The best show I’ve seen lately — no question– is onstage only until November 2 at the Cutler Majestic:  Luis Bravo’s FOREVER TANGO!!! We’re talking 14 gorgeous Tango dancers and an 11 piece orchestra. Theater? you ask. Absolutely! I say.  The Argentinian tango– originally considered indecent, came out of the bordellos of Buenos Aires in the 19th century. The women are lithe, the men are intense, and they move in a tangle of arms and legs on a darkened stage, sensuously curling around each other in shimmering evening clothes; these are dances of life and death and sex and romance and passion and joy.  The orchestra plays musical interludes–traditional and new– as well as accompanying these world class dancers as they smolder through a two hour show. You get your money’s worth and then some. Through November 2!

I remember once a long time ago when I first reported on a tango show that came to town, I asked one of the lead dancers to teach me a few steps that I could do on the spot for my live shot with him. He refused. I remember jokingly saying, “It’s not as if someone is going to die.” To which he solemnly glowered, “You never know.” He was right.

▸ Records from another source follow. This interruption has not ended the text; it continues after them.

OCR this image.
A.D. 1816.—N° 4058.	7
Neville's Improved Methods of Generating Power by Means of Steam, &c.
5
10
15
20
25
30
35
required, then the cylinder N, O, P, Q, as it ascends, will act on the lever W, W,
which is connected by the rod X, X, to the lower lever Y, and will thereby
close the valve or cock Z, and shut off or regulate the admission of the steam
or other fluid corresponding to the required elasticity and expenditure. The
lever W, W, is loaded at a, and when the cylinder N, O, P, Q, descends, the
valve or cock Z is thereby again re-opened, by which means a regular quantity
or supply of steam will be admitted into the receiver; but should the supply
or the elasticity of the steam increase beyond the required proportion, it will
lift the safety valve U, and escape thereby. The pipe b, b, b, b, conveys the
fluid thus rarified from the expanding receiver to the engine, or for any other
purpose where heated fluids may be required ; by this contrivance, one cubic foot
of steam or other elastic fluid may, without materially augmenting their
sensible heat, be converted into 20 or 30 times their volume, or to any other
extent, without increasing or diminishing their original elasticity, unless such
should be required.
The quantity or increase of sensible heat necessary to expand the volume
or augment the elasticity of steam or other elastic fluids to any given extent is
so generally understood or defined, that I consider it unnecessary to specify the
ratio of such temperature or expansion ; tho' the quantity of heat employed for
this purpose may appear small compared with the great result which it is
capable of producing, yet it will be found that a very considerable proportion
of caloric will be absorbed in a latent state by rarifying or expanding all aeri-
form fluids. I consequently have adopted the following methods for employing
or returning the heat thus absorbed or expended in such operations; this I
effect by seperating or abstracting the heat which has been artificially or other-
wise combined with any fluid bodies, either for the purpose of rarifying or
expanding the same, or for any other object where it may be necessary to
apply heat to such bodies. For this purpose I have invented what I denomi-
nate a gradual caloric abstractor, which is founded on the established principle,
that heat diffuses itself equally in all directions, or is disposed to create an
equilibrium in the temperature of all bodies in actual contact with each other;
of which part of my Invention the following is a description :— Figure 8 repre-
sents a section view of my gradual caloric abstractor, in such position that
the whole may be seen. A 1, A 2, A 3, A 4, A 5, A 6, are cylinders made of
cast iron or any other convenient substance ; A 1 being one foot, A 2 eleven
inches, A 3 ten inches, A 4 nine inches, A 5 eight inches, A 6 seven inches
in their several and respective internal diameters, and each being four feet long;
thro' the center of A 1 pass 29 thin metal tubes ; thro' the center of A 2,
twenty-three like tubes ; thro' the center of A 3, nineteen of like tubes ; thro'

DUFFTHE POWER OF DUFF over on the Huntington’s second stage at the Calderwood–is well-acted, but the play by Stephen Belber is slight. Charlie Duff (an excellent David Wilson Barnes) is a veteran newscaster who one day ends his broadcast with an impromptu prayer. His anchor desk soon becomes a pulpit and he a preacher of sorts, to whom the TV audience flocks night after night, expecting miracles. Jennifer Westfeldt does good work in an undercooked part as his co-anchor. (Attention director Peter Dubois: they need to properly dress their mikes– no newscaster would sit onset with the wire showing!). There’s a crass but articulate news director (Ben Cole) who only cares about ratings, and a loose cannon of a sportscaster (Brendan Griffin) with a dark secret beneath his jovial exterior. These last two are a but half step removed from cliches.

There is much subtext about “packaging” being more important than the actual human interest stories on the air. Much obvious fun is made of what passes for news in these smaller, local markets. Everyone including Duff’s angry 15 year old son (a touching Noah Galvin) speaks with the same voice– just a little too slick and hyper-articulate to be believed. Turns out, Duff needs to pay attention to his own personal human interest story– his tattered relationship with his family.  Before the play is over, everything from aids, cancer, and Google, to religion, and world domination are referenced, but underneath all the elaborate speeches and hoo hah– The POWER OF DUFF is just another family drama after all– and not a particularly enlightening one.  Through November 9th at the Huntington Theatre Co’s second stage at BCA’s The Calderwood Pavilion.